Mais on dira surtout : « c’est de l’Art » devant l’œuvre de M. Resal, le pont Alexandre III. Rien n’est plus nouveau, mais rien n’est plus heureux que cette substitution d’une fine trajectoire de fer au lourd et massif établissement des ponts anciens, que nous étions accoutumés d’admirer. Rien n’a changé davantage dans l’architecture que l’aspect d’un pont. Mais rien n’a changé plus heureusement. Au temps où, dans les villes ceinturées par leurs remparts, les maisons se serraient, sans perdre un pouce de terrain, les unes contre les autres, comme un troupeau qui a peur, le pont de pierres était une rue qui se continuait sur l’eau. Mais, dans les temps modernes, les populations se desserrant, débordent leurs murailles et, les débordant, les renversent. Elles descendent des tours, elles font cercle autour de leurs monumens et laissent la nature renaître çà et là en de carrées oasis.

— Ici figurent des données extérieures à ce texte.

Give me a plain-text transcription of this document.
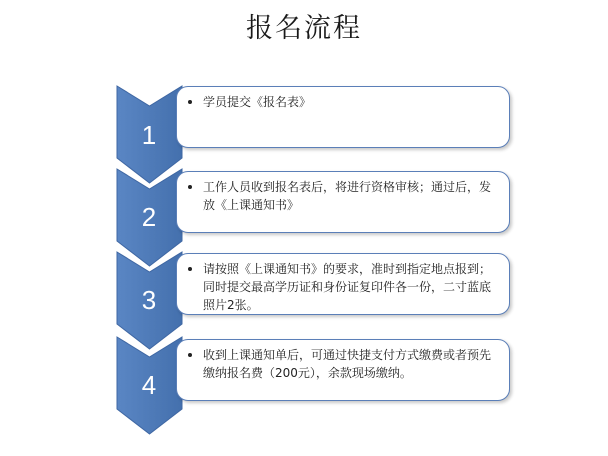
报名流程
学员提交《报名表》
工作人员收到报名表后，将进行资格审核；通过后，发放《上课通知书》
请按照《上课通知书》的要求，准时到指定地点报到；同时提交最高学历证和身份证复印件各一份，二寸蓝底照片2张。
收到上课通知单后，可通过快捷支付方式缴费或者预先缴纳报名费（200元），余款现场缴纳。
1
2
3
4
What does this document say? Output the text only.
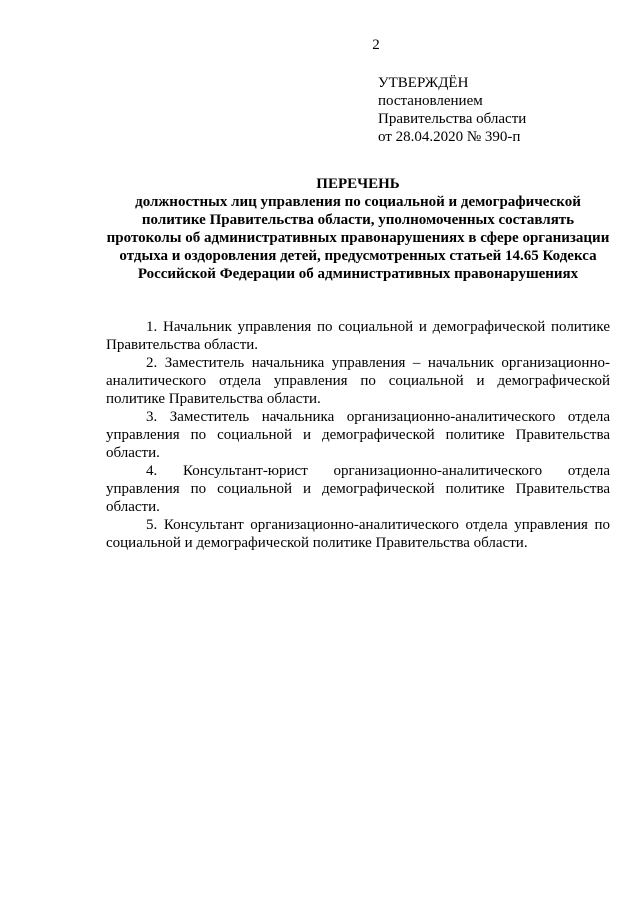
2
УТВЕРЖДЁН
постановлением
Правительства области
от 28.04.2020 № 390-п
ПЕРЕЧЕНЬ
должностных лиц управления по социальной и демографической политике Правительства области, уполномоченных составлять протоколы об административных правонарушениях в сфере организации отдыха и оздоровления детей, предусмотренных статьей 14.65 Кодекса Российской Федерации об административных правонарушениях

1. Начальник управления по социальной и демографической политике Правительства области.

2. Заместитель начальника управления – начальник организационно-аналитического отдела управления по социальной и демографической политике Правительства области.

3. Заместитель начальника организационно-аналитического отдела управления по социальной и демографической политике Правительства области.

4. Консультант-юрист организационно-аналитического отдела управления по социальной и демографической политике Правительства области.

5. Консультант организационно-аналитического отдела управления по социальной и демографической политике Правительства области.
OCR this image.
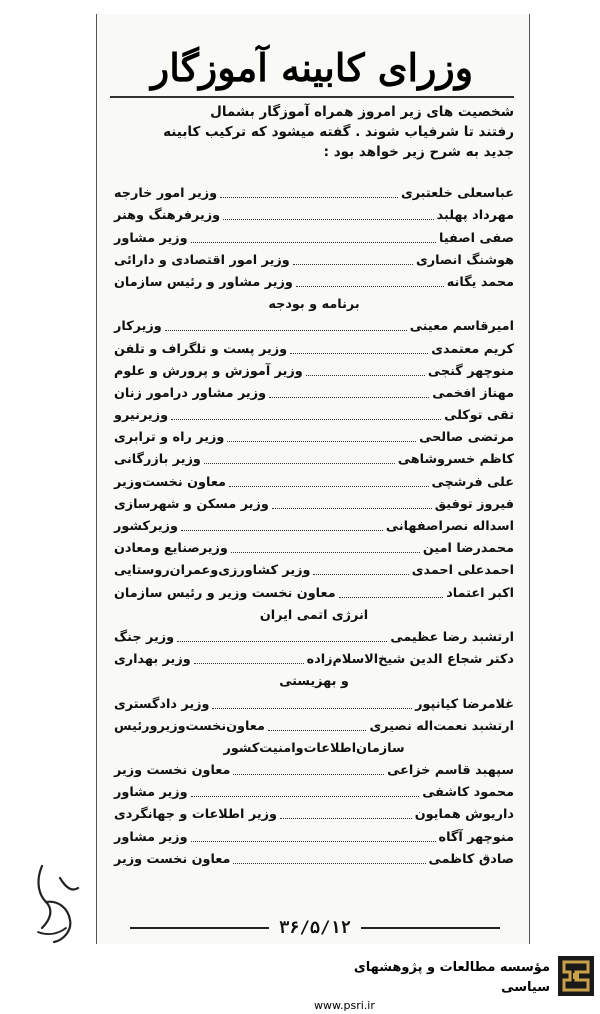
وزرای کابینه آموزگار
شخصیت های زیر امروز همراه آموزگار بشمال
رفتند تا شرفیاب شوند . گفته میشود که ترکیب کابینه
جدید به شرح زیر خواهد بود :
عباسعلی خلعتبری
وزیر امور خارجه
مهرداد پهلبد
وزیرفرهنگ وهنر
صفی اصفیا
وزیر مشاور
هوشنگ انصاری
وزیر امور اقتصادی و دارائی
محمد یگانه
وزیر مشاور و رئیس سازمان
برنامه و بودجه
امیرقاسم معینی
وزیرکار
کریم معتمدی
وزیر پست و تلگراف و تلفن
منوچهر گنجی
وزیر آموزش و پرورش و علوم
مهناز افخمی
وزیر مشاور درامور زنان
تقی توکلی
وزیرنیرو
مرتضی صالحی
وزیر راه و ترابری
کاظم خسروشاهی
وزیر بازرگانی
علی فرشچی
معاون نخست‌وزیر
فیروز توفیق
وزیر مسکن و شهرسازی
اسداله نصراصفهانی
وزیرکشور
محمدرضا امین
وزیرصنایع ومعادن
احمدعلی احمدی
وزیر کشاورزی‌وعمران‌روستایی
اکبر اعتماد
معاون نخست وزیر و رئیس سازمان
انرژی اتمی ایران
ارتشبد رضا عظیمی
وزیر جنگ
دکتر شجاع الدین شیخ‌الاسلام‌زاده
وزیر بهداری
و بهزیستی
غلامرضا کیانپور
وزیر دادگستری
ارتشبد نعمت‌اله نصیری
معاون‌نخست‌وزیرورئیس
سازمان‌اطلاعات‌وامنیت‌کشور
سپهبد قاسم خزاعی
معاون نخست وزیر
محمود کاشفی
وزیر مشاور
داریوش همایون
وزیر اطلاعات و جهانگردی
منوچهر آگاه
وزیر مشاور
صادق کاظمی
معاون نخست وزیر
۳۶/۵/۱۲
مؤسسه مطالعات و پژوهشهای سیاسی
www.psri.ir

Elles ont donc abandonné les ponts, qui ne sont plus qu’un lieu de passage. Les anciens étaient en pierre, comme les maisons construites sur leurs piles. Les nouveaux sont en fer, comme les trains qui filent sur leurs voies. Le pont était une ville, entre les deux villes ; on y bâtissait des boutiques, on y édifiait des chapelles : on s’arrêtait pour y danser, pour s’y loger, pour s’y coucher, pour y prier, pour mourir. On y enfermait même les prisonniers et il n’est rien de plus banal dans l’histoire que le terrible exemple du Pont des Soupirs. Aujourd’hui l’on n’entend plus trop parler de gens demeurant sur les ponts et, si la locution populaire « coucher sous les ponts » subsiste, ce n’est assurément pas pour porter témoignage d’un goût contemporain, mais d’une triste nécessité.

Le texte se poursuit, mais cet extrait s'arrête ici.